AECOPD can severely damage lung function, with a mortality rate 20–25% within one year [Citation24]. As previous clinical studies reported, COPD can lead to serious complications and a poor prognosis for the patients [Citation25]. Based on the follow-up information, 16 out of 80 AECOPD patients died from COPD within a year, which aligns with previous reports [Citation24]. Moreover, a significant downtrend of serum SNHG5 levels was detected in patients who eventually died compared to survivors. Therefore, the prognostic value of serum SNHG5 in AECOPD was further explored. As expected, SNHG5 was identified s an independent factor influencing the survival outcome of AECOPD patients. Patients with low SNHG5 levels had a worse prognosis. In addition, disease course and GOLD stage were also identified to be independently related to patients’ prognosis.

In conclusion, lncRNA SNHG5 was determined to be downregulated in patients with COPD, especially those with AECOPD. Serum SNHG5 could serve as a novel diagnostic and prognostic biomarker for COPD. Our data may provide a novel insight into the clinical value of lncRNA SNHG5 in managing COPD.
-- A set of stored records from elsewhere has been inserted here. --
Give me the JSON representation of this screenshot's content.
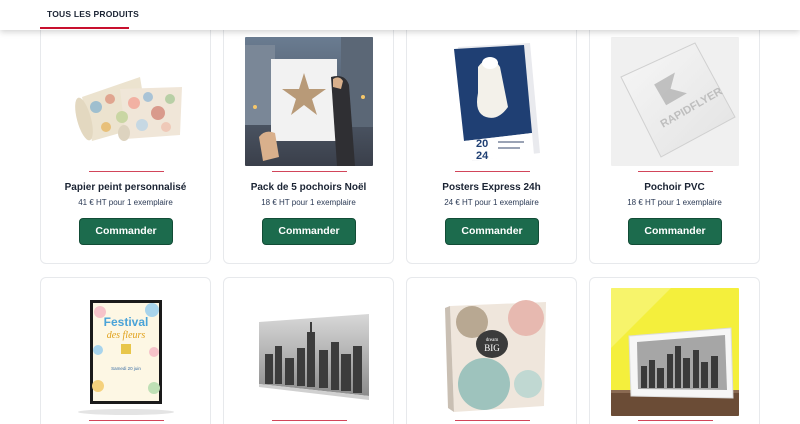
{
  "tabs": {
    "all_products": "TOUS LES PRODUITS"
  },
  "colors": {
    "accent": "#c8102e",
    "button": "#1c6b4d"
  },
  "products": [
    {
      "title": "Papier peint personnalisé",
      "price": "41 € HT pour 1 exemplaire",
      "cta": "Commander"
    },
    {
      "title": "Pack de 5 pochoirs Noël",
      "price": "18 € HT pour 1 exemplaire",
      "cta": "Commander"
    },
    {
      "title": "Posters Express 24h",
      "price": "24 € HT pour 1 exemplaire",
      "cta": "Commander"
    },
    {
      "title": "Pochoir PVC",
      "price": "18 € HT pour 1 exemplaire",
      "cta": "Commander"
    }
  ],
  "images": {
    "poster_year_top": "20",
    "poster_year_bottom": "24",
    "pochoir_brand": "RAPIDFLYER",
    "festival_line1": "Festival",
    "festival_line2": "des fleurs",
    "festival_date": "Samedi 20 juin",
    "book_brand": "dream",
    "book_brand2": "BIG"
  }
}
Ethical approval and consent to participate

An informed consent was signed by each participant before enrollment. The ethical approval was gained from the Ethics Committee of Zhangjiakou First Hospital.

Author contributions

Study concept and design: X. T. Y., X. P. L.; analysis and interpretation of data: W. P. F., Z. P. G.; drafting of the manuscript: X. T. Y., W. P. F.; critical revision of the manuscript for important intellectual content: X. P. L.; statistical analysis: Z. P. G.

Declaration of interest

No potential conflict of interest was reported by the author(s).

Data availability statement

The datasets used and/or analyzed during this study are available from the corresponding author on reasonable request.

Additional information

Funding

This study was funded by Zhangjiakou Science and Technology Bureau (No. 1921094D).